Southeastern Section - 65th Annual Meeting - 2016

Paper No. 34-5
Presentation Time: 2:50 PM

GEOSYSTEM FAILURES FROM A 1000-YR FLOOD EVENT:  PIPE CULVERTS


GASSMAN, Sarah, SASANAKUL, Inthuorn, PIERCE, Charles, GHEIBI, Emad, OVALLE VILLAMIL, William, RAHMAN, Mostaqur and STARCHER, Ryan, Civil and Environmental Engineering, University of South Carolina, Columbia, SC 29212, gassman@cec.sc.edu

South Carolina recently experienced a 1000-year rainfall event that caused catastrophic flooding and crippled the transportation infrastructure. Initially, almost 400 roadways were closed due to flooding, a majority of which were closed from roadway washouts. Initial SCDOT reports indicated that many of these roadway washouts resulted from failure of the pipe culvert soil system beneath the roadway. Pipe culverts are used primarily to channel water beneath roadways from uphill drainage or roadside ditches. In South Carolina, they are made from reinforced concrete, aluminum or high-density polyethylene and are installed in either trench or embankment configurations.

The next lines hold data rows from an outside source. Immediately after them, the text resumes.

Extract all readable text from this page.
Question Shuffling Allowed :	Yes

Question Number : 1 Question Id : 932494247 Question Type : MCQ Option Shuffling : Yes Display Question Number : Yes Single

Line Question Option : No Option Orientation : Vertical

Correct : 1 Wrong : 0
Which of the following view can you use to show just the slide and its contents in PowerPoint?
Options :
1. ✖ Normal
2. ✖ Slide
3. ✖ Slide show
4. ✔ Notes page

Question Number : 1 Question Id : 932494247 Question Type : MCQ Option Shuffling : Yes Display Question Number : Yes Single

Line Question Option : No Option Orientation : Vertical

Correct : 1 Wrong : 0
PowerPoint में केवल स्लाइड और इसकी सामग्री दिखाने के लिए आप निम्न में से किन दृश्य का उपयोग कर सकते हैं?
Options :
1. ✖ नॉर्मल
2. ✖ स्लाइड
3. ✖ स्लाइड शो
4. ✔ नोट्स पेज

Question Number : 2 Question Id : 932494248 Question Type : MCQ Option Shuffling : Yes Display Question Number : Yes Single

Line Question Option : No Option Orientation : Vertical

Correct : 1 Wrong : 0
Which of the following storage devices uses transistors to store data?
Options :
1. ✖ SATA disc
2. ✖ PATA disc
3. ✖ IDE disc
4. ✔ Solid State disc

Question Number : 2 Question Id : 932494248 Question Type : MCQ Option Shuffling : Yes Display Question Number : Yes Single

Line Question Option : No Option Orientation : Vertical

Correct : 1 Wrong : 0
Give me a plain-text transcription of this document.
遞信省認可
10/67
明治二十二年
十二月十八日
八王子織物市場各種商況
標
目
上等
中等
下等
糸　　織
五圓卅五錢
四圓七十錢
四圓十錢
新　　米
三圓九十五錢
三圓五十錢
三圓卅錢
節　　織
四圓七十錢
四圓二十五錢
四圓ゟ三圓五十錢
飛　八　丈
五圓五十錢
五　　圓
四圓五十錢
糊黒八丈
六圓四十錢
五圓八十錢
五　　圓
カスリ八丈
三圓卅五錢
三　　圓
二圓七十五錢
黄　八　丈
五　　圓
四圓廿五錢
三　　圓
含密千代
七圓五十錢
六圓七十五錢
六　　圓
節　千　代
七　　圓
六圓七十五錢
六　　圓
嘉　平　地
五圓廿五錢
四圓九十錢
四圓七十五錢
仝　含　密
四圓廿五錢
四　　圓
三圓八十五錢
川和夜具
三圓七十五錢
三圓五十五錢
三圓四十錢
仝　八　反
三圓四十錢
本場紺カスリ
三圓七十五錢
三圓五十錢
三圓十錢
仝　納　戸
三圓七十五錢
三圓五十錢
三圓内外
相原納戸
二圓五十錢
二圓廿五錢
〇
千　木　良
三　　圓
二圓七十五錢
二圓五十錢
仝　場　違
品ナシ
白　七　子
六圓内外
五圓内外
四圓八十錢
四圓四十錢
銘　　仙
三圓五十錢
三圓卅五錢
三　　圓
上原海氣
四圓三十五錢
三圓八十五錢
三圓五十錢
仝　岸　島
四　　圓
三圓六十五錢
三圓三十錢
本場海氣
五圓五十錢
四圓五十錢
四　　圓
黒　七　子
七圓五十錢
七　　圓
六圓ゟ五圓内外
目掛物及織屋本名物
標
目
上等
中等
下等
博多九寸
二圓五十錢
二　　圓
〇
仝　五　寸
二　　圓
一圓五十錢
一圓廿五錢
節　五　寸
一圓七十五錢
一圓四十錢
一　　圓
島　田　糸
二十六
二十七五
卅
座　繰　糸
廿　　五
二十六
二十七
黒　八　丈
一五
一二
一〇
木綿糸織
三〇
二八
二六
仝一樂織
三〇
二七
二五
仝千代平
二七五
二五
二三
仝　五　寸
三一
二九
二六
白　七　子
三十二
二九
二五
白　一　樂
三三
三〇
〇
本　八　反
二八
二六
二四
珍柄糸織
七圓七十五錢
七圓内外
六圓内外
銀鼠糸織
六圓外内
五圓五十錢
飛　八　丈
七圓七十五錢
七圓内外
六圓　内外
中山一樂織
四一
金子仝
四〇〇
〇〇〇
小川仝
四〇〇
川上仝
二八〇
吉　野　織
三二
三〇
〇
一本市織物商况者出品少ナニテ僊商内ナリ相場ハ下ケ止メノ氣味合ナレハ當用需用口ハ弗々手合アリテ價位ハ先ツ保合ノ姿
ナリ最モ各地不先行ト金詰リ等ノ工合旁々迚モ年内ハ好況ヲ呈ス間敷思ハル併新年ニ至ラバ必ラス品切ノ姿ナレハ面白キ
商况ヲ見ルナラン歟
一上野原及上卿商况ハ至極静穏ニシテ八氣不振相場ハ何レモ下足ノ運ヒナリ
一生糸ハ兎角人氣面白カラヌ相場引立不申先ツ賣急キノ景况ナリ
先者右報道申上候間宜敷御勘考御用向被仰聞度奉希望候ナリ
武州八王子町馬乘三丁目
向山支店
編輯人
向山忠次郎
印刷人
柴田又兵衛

During an extreme flood event, failure of the pipe culvert may be accelerated by a) instability of the local ground caused by rapid increase of ground water table, b) erosion of the structural fill supporting the pipe culvert, reducing the overall strength of soil-pipe system, and c) increasing of hydrostatic pressure which applies additional water loads to the pipe and structural fill and can cause buckling of the pipe. Furthermore, as pipe culverts age with time, the pipe material deteriorates due to abrasion and other environmental stresses. The culvert infrastructure is critical to not only preventing flooding during normal and extreme conditions but is integral to proper road and highway maintenance.

Results from a post-flood reconnaissance study aimed to collect perishable data from sites where pipe culverts failed and roadways were washed out will be presented. The study included collection of extensive photographic evidence and documentation of descriptive information related to the failure; collection of soil samples, and field and laboratory geotechnical tests. These data form valuable sets of well-documented case histories that can be used in the future to support large-scale research for advancing our fundamental understanding of complex failure mechanisms in extreme scenarios.